Mit diesen Worten wandte sich Präsident Georg W. Bush am 11. September 2001 an die US-amerikanische Bevölkerung – und an die ganze Welt. Zwei Flugzeuge waren zuvor in die Zwillingstürme des World Trade Centers gerast, ein weiters auf das Pentagon gestürzt. Ein Terroranschlag, dessen Folgen bis heute geopolitisch spürbar sind und der daher auch ohne Zweifel als historisch bezeichnet werden darf. Ein Anschlag, der auch religionspolitisch und theologisch nicht folgenlos blieb. Und damit in den Fokus unseres Podcasts "Diesseits von Eden" rückt, zu dem Henning Klingen Sie herzlich begrüßt.
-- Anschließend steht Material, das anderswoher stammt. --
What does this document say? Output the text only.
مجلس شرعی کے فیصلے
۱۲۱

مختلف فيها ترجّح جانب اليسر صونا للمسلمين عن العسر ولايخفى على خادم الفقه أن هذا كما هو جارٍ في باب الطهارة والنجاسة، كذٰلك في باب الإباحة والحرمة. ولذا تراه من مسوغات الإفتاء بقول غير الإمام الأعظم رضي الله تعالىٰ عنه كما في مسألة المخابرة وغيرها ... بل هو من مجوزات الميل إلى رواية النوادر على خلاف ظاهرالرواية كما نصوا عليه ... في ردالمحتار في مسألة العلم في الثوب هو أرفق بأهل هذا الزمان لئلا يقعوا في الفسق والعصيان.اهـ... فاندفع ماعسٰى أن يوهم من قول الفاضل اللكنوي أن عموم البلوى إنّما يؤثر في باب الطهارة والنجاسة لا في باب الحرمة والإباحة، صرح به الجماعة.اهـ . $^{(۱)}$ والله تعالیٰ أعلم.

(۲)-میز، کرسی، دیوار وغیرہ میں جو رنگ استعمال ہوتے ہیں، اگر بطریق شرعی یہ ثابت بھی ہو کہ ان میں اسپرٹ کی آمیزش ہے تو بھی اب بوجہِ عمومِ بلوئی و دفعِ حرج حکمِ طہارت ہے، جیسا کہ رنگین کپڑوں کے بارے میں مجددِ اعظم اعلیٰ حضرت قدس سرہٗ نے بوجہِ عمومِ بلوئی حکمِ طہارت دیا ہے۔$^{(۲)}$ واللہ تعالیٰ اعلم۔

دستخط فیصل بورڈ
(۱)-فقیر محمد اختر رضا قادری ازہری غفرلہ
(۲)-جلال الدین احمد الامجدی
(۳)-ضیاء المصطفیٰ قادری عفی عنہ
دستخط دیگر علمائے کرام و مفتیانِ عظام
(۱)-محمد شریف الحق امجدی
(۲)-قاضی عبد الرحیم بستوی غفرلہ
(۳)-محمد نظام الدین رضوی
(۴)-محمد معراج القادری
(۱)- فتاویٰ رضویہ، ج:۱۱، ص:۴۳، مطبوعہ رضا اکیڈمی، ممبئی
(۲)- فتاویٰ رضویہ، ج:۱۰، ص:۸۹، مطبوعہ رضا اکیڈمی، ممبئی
Persönliche Erinnerungen an den 11. September 2001
Wenn man nach 9/11 fragt, so ruft das bei allen Gesprächspartnern zunächst ähnliche Reaktionen hervor: Man erinnert sich sehr konkret an das zurück, was man damals getan, gesehen, empfunden hat. So auch meine Gesprächspartnerinnen und Gesprächspartner in diesem Podcast:
"Ich kam mit unseren Kindern aus dem Kindergarten zurück nach Hause und meine Frau sagte: 'Schau mal, ist nicht wahr!' Und dann sah ich, wie im Fernsehen die Ikonen der amerikanischen Macht gewissermaßen kollabierten, weil die Flugzeuge da reinrasten. Ja, unglaublich." (Jan-Heiner Tück)
"Dieses Ereignis hat bis heute meine berufliche Laufbahn ganz stark geprägt." (Wolfgang Palaver)
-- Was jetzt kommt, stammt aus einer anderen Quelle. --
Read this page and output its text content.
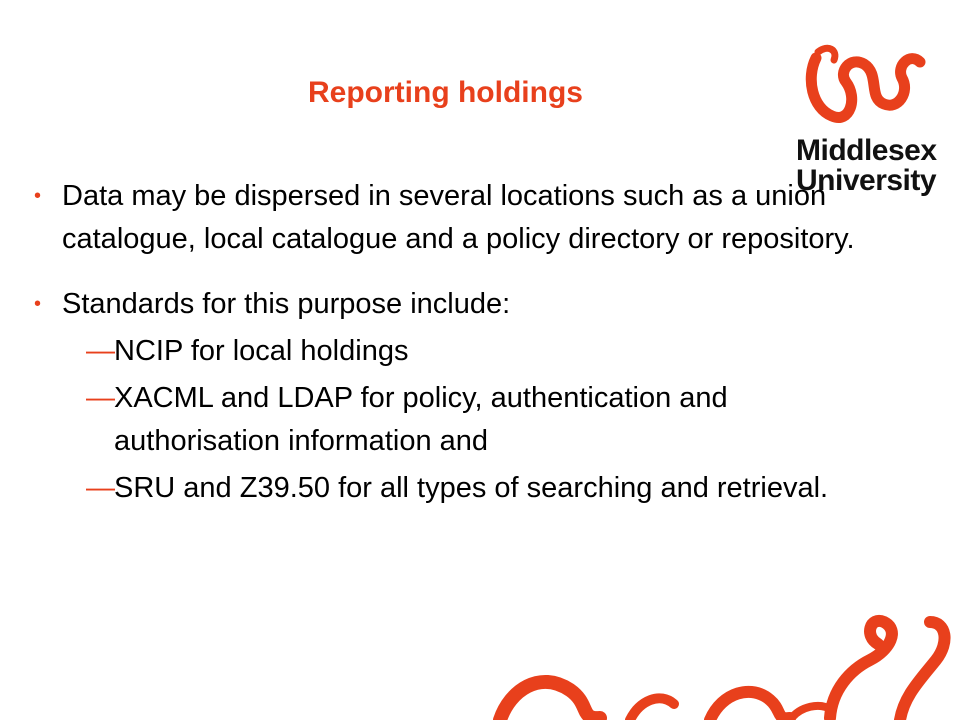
Reporting holdings
Middlesex
University
• Data may be dispersed in several locations such as a union catalogue, local catalogue and a policy directory or repository.
• Standards for this purpose include:
— NCIP for local holdings
— XACML and LDAP for policy, authentication and authorisation information and
— SRU and Z39.50 for all types of searching and retrieval.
"Von den Anschlägen habe ich erfahren, wie ich gerade mit meinem damals neuen Freund und heutigen Ehemann am Weg ins Kino war. Ich erinnere mich, es war ein warmer Herbsttag und alle Menschen um uns herum waren fassungslos." (Claudia Paganini)
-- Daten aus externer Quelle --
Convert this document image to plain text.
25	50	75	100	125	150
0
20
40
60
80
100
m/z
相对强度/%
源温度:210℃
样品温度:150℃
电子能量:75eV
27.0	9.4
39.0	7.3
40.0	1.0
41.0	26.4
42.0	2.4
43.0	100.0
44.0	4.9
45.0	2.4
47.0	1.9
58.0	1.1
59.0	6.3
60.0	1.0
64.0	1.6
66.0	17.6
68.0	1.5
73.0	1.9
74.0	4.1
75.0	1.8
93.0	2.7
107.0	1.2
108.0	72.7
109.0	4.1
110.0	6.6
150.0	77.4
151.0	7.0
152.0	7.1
"Ich war in der Schule, bin nach Hause gekommen, machte gerade Hausaufgaben und wollte parallel den Fernseher einschalten. Immer wieder dieselben Bilder: Flugzeuge, die in Hochhäuser hineinfliegen, dann die Staubwolke, die nach dem Einschlag aus den Twin Towers ausgetreten ist. Und ich habe damals noch nicht die Dimensionen von dem verstanden, was da gerade passiert." (Benedikt Collinet)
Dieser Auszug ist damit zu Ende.